Total complexity of this algorithm is equal O(number of changes * number of transitions) = O(N * 10 * 20) = O(200 * N)

## Solution:

Setter’s solution can be found here

Tester’s solution can be found here

Please feel free to post comments if anything is not clear to you.

2 Likes

Where’s the editorial for closest point queries ? question link

1 Like

EDIT2:
Now I am getting full points, but still have a concern which I have posted in another comment below.
Thanks for helping!

EDIT:

I made few changes in the code and made it bit faster and now the answer is correct but still I am getting only 50 points and getting a RE (error) in subtask two.

Also please give me tips for dos and donts in c++ 14 code submission in codechef compiler https://www.codechef.com/viewsolution/13414507

Please help me find the error in my code, when I run it on my machine it runs absolutely correctly and even the logic is correct. I dont understand why is it giving wrong answer every time, it happened even yesterday during contest and I could not submit my answer correctly Here is my solution https://www.codechef.com/viewsolution/13414391

Am I missing out on something that should not be used or be used when submitting for codechef’s compiler?? Thanks for the help!

in subtask2 ,we have 1 ≤ |S| ≤ 10^5,but you just initailize array pos[] 50 elements .
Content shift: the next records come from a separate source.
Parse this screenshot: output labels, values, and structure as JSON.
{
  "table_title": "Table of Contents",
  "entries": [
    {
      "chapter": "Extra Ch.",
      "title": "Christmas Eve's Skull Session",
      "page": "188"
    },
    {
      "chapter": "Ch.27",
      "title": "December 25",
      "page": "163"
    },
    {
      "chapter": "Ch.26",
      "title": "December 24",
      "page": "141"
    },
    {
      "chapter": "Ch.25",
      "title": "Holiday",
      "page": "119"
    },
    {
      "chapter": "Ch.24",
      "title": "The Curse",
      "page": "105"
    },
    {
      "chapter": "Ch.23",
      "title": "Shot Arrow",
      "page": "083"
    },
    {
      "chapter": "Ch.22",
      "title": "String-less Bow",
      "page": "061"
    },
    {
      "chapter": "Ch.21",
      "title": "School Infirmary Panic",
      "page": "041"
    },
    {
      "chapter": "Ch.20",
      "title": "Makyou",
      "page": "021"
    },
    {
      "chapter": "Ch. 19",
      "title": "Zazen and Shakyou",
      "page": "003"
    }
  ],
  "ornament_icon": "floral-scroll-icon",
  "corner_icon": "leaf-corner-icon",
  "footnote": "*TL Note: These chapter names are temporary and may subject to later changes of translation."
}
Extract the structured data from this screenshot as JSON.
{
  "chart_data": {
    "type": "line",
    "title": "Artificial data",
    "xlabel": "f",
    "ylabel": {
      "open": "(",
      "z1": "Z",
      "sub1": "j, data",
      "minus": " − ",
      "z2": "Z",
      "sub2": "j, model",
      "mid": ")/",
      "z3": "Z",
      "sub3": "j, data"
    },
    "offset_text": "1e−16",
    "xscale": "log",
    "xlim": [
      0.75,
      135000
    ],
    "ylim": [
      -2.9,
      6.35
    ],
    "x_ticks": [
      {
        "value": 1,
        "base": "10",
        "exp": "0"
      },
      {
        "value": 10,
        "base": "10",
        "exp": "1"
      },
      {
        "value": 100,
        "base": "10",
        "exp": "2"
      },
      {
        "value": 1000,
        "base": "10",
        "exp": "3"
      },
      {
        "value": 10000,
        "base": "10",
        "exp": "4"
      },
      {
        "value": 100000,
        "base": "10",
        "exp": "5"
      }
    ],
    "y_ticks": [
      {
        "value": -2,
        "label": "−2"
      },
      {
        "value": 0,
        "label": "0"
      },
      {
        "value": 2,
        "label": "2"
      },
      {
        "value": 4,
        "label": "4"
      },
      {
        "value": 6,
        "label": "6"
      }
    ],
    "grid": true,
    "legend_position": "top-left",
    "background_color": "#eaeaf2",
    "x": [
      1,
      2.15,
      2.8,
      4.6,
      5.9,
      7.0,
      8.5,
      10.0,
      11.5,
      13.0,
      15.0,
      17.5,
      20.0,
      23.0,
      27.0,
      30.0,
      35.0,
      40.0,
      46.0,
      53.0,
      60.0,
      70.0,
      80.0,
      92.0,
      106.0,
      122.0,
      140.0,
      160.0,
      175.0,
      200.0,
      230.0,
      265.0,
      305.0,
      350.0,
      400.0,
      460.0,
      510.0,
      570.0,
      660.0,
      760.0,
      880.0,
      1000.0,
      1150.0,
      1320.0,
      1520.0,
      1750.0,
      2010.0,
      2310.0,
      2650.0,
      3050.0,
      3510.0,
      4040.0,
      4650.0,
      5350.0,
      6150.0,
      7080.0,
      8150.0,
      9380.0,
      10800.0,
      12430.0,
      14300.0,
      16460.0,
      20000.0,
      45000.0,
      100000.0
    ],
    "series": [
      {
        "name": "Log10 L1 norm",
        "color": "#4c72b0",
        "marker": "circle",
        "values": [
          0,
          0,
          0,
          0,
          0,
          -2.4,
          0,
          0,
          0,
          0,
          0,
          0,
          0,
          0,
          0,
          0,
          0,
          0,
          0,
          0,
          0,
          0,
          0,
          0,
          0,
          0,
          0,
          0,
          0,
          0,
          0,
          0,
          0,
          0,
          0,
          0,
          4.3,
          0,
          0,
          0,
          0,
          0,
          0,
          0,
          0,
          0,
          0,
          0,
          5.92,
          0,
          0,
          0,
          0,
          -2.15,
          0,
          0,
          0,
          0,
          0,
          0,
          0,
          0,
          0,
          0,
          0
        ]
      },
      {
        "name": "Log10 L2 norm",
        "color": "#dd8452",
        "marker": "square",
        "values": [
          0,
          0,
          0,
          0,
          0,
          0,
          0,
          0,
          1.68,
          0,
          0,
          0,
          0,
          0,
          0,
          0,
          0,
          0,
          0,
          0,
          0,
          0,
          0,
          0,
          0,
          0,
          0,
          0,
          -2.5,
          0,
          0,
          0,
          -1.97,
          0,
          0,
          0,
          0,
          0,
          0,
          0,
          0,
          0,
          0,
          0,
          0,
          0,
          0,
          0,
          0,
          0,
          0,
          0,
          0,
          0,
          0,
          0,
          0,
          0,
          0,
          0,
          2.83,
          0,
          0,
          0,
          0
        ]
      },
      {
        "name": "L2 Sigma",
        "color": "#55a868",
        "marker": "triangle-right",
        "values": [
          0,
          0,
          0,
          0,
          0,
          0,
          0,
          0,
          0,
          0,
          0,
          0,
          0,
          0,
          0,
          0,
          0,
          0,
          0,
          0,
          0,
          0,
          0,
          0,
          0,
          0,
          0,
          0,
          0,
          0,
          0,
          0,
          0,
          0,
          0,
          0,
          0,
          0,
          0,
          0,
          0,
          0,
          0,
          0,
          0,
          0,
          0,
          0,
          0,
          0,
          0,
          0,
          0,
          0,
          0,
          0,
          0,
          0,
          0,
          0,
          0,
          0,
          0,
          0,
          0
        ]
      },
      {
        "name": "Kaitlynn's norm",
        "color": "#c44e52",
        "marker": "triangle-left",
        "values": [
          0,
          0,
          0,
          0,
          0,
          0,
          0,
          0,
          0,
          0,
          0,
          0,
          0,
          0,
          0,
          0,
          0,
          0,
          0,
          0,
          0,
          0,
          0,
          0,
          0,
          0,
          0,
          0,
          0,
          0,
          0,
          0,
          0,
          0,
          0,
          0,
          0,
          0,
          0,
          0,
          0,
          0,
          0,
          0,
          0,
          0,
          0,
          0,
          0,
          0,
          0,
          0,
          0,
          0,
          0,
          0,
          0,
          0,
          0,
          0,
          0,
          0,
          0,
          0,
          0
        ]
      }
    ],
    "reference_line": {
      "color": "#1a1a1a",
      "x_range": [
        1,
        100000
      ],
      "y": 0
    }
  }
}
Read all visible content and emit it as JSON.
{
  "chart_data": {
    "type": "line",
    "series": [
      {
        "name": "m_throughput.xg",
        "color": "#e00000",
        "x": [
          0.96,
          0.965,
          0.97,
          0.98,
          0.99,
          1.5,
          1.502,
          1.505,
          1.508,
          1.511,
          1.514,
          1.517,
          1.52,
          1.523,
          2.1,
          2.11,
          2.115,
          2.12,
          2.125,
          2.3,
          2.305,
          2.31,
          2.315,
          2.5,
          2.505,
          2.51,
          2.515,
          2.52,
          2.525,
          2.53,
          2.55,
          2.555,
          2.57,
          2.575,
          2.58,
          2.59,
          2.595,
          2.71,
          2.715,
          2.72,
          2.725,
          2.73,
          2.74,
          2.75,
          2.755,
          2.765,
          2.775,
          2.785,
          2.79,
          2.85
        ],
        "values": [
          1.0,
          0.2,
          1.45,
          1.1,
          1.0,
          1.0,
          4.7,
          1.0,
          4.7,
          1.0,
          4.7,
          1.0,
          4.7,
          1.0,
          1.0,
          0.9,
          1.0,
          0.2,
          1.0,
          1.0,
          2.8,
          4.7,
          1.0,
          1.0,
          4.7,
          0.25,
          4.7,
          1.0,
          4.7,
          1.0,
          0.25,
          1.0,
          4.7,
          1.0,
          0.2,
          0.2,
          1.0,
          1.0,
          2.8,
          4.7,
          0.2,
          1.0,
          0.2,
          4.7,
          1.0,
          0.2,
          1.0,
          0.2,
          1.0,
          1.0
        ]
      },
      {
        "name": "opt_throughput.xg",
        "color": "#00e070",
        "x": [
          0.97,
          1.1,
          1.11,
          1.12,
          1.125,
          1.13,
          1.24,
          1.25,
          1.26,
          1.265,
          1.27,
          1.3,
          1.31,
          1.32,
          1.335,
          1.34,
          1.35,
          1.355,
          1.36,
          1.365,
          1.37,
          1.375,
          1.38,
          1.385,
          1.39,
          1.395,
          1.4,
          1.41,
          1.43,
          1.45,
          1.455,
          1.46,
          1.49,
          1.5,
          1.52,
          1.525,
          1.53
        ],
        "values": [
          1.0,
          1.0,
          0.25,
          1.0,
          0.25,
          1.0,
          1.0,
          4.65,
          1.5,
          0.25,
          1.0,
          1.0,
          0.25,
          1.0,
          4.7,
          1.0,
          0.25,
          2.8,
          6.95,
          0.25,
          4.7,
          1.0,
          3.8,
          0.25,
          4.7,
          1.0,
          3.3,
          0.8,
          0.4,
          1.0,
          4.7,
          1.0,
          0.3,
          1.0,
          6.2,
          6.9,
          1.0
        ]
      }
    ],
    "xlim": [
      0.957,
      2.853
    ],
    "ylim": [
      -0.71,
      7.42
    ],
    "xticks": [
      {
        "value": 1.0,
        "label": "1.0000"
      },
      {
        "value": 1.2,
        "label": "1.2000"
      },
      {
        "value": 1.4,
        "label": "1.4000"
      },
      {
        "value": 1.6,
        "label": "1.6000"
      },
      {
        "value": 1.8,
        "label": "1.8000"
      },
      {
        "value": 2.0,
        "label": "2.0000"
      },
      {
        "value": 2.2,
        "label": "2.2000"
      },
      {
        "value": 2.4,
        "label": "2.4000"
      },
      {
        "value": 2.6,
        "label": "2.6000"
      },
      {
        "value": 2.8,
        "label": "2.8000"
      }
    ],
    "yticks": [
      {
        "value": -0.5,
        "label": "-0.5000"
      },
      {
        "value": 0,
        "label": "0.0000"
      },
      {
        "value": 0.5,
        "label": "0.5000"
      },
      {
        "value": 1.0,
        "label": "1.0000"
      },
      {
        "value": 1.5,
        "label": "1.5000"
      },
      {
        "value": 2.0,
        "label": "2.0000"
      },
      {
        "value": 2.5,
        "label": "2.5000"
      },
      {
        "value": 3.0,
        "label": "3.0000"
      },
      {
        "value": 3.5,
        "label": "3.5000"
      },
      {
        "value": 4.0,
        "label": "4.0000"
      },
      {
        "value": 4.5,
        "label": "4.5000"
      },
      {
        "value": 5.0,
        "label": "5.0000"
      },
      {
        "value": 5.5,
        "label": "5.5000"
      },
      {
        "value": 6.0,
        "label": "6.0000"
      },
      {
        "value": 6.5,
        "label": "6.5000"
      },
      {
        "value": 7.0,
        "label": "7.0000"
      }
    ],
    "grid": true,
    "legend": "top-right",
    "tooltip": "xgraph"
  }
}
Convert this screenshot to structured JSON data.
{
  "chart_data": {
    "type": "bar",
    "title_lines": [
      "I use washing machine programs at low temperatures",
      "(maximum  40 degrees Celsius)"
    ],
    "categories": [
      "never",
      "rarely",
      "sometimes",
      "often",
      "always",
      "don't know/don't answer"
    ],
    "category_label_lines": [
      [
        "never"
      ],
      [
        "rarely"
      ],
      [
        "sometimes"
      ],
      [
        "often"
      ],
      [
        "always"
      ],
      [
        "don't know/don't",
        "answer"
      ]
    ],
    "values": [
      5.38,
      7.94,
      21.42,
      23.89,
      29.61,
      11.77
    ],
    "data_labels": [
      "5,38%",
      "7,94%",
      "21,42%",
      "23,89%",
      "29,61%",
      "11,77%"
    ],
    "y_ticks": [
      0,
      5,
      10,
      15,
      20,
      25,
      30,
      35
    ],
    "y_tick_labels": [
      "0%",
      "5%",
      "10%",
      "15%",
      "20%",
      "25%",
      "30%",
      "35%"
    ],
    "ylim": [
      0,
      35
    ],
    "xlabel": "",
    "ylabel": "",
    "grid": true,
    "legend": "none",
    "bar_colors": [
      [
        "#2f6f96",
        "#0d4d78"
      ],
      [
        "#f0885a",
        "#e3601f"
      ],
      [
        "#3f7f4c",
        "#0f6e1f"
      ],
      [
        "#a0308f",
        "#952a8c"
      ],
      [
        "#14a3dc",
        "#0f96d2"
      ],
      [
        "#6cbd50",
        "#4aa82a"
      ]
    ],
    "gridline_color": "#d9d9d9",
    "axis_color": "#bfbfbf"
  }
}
in my original solution I took care of that but I am not sure if I understand the subtasks and constraints for this question.
Can you please explain me the actual meaning of constraints and substaks in this problem.
(I initially thought that those are the constraints we must check, i.e why I had a check for the input of T should be less than 10 and greater than 1, so it means that the constraints will always be followed by the question and we dont have to check for those constraints?)
I am a new user here so I not very well acquainted with constraints and subtasks. So it would be great if you could clarify my this doubt also

Thank you very much @thidailoc

this problem certains these constraints in all of testcase:
1 ≤ T ≤ 10
1 ≤ |S| ≤ 10^5 (here, |S| denotes the length of S)
so you needn’t check for the input of T.

50% testcases -> 1 ≤ |S| ≤ 50
50% testcases -> 1 ≤ |S| ≤ 10^5

you just got 50 points because you just solved 50% testcases with 1 ≤ |S| ≤ 50
if you want to get 100points ,you have to solve the biggest constraint (1 ≤ |S| ≤ 10^5)

how come the number of transitions taken as 20??

Why do we do b.push(i) when j is the position that has its value changed. Why it is not b.push(j)? Any help would be really appreciated

Here is the solution with the direct implementation of the above algorithm for subtask 4. https://www.codechef.com/submit/complete/13421491

Is N*10 passes a weak upper bound?
Considering the fact that finally the array will be equal to the largest number in the array and at each pass atleast one cell will be affected due to the largest element.
There shouldn’t be more than n passes right?
Please correct me if i am wrong!

i am a beginner and do not understand the last subtask. can anyone help me…thanks n advance 1 Like

Fixed, thanks